Just what should a CMIO be able to do?  What are the standards for a CMIO?  To me, they vary widely.  Is a CMIO considered an officer in the same sense as the other “O’s” in the organization, or is it simply a naming convention?  The answer to that question probably depends on the provider.

Here’s how I think it should work—I realize nobody has asked for my opinion, but this way I’ll at least provide good fodder for those who are so bold as to put their disagreement in writing.

I love the concept of the CMIO and think it is essential to move the provider’s organization from the 0.2 model to the 2.0 model.  Same with the CIO.  However, getting them to pool their efforts on something like EHR is likely to fail as soon as one is placed in a position of authority over the other.  It’s sort of like getting the Americans and French to like one another.

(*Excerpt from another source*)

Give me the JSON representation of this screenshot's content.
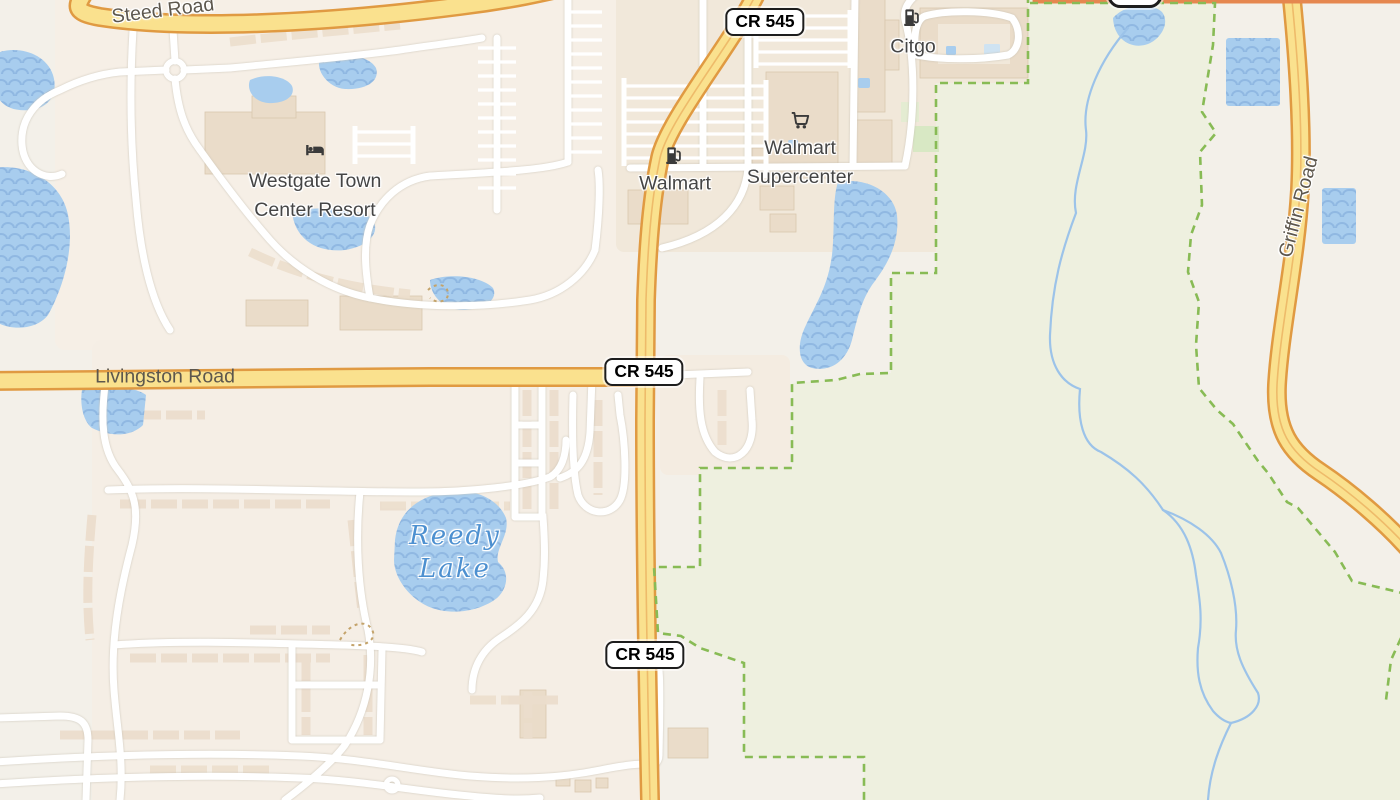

I liken the CMIO’s value-add to that of the person providing the color commentary on ESPN—it adds meaning and relevancy.  The CMIO owns and answers a lot of the “what” and the CIO owns and answers a lot of the “How”.

Still unanswered are the “Why” and “When”.  A skill is needed that can state with assurance, “Follow me.  Tomorrow we will do this because this is what needs to be done tomorrow.”  That skill comes from an experienced Project Management Officer, the PMO.  It does not come from someone who “we think can handle the job.”  Nobody will respect that person’s ability, and if they can’t lead, yo can plan on doing the project over.